O4-HKLM..\Run:[ZangoOE]C:\Programfileles\Zango\bin\10.1.181.0\OEAddOn.exe
O4-HKLM..\Run:[ZangoSA]“C:\ProgramFiles\Zango\bin\10.1.181.0\ZangoSA.exe”

Close all other browsers/windows, click fix, close HJT.

Go to C:\ProgramFiles and delete the entire folder Zango

Let me know if Zango still appears.

Now for your java

Open an Internet Explorer (only) window and go to http://java.sun.com/javase/downloads/index.jsp > Scroll down to “Java Runtime Environment (JRE) 6 Update 4…allows end-users to run Java applications”.

Click the download button on the right.

If Information Bar pop-ups up, right-click on it and say it’s OK to display the blocked content.

You do not have to install the Java Web Start ActiveX Control

Accept the license agreement > Click on Windows (XP,Vista, .etc) Offline Installation, Multi-language and Save the file jre-6u4-windows-i586-p.exe to your desktop; do not Run it.

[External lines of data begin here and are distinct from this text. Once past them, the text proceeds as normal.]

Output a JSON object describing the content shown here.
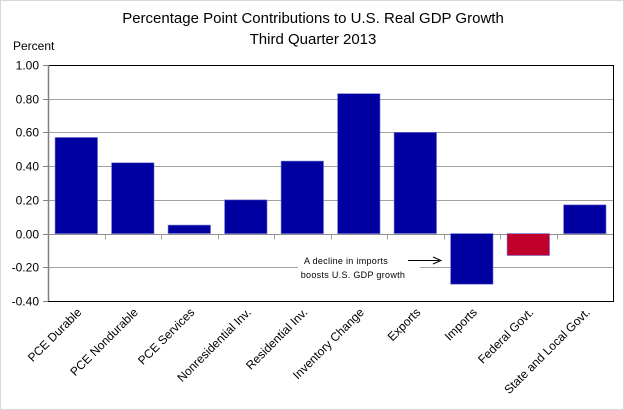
{
  "chart_data": {
    "type": "bar",
    "title": "Percentage Point Contributions to U.S. Real GDP Growth",
    "subtitle": "Third Quarter 2013",
    "xlabel": "",
    "ylabel": "Percent",
    "ylim": [
      -0.4,
      1.0
    ],
    "yticks": [
      1.0,
      0.8,
      0.6,
      0.4,
      0.2,
      0.0,
      -0.2,
      -0.4
    ],
    "ytick_labels": [
      "1.00",
      "0.80",
      "0.60",
      "0.40",
      "0.20",
      "0.00",
      "-0.20",
      "-0.40"
    ],
    "grid": true,
    "legend": "none",
    "categories": [
      "PCE Durable",
      "PCE Nondurable",
      "PCE Services",
      "Nonresidential Inv.",
      "Residential Inv.",
      "Inventory Change",
      "Exports",
      "Imports",
      "Federal Govt.",
      "State and Local Govt."
    ],
    "values": [
      0.57,
      0.42,
      0.05,
      0.2,
      0.43,
      0.83,
      0.6,
      -0.3,
      -0.13,
      0.17
    ],
    "bar_colors": [
      "#0000A0",
      "#0000A0",
      "#0000A0",
      "#0000A0",
      "#0000A0",
      "#0000A0",
      "#0000A0",
      "#0000A0",
      "#C0002A",
      "#0000A0"
    ],
    "annotation": {
      "lines": [
        "A decline in imports",
        "boosts U.S. GDP growth"
      ],
      "arrow_points_to": "Imports"
    }
  },
  "colors": {
    "primary_bar": "#0000A0",
    "highlight_bar": "#C0002A",
    "gridline": "#a0a0a0",
    "axis": "#000000"
  }
}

When the download is complete, Open Control Panel > Add/Remove Programs:

Uninstall anything that says Sun Java, Java JRE, or similar.

Close Add/Remove Programs.

In Windows Explorer, navigate to C:\Program Files\Java <=this folder, if found. Delete any subfolders it may contain.

Do NOT delete C:\Program Files[b]JavaVM[/b] <=this folder, if found!

Reboot your computer.

Double-click on the saved file to install the update.

Delete the downloaded installation file after completing the above procedure and reboot if not prompted to do so.

Post back and if everything fine, we’ll clean up the tools we used.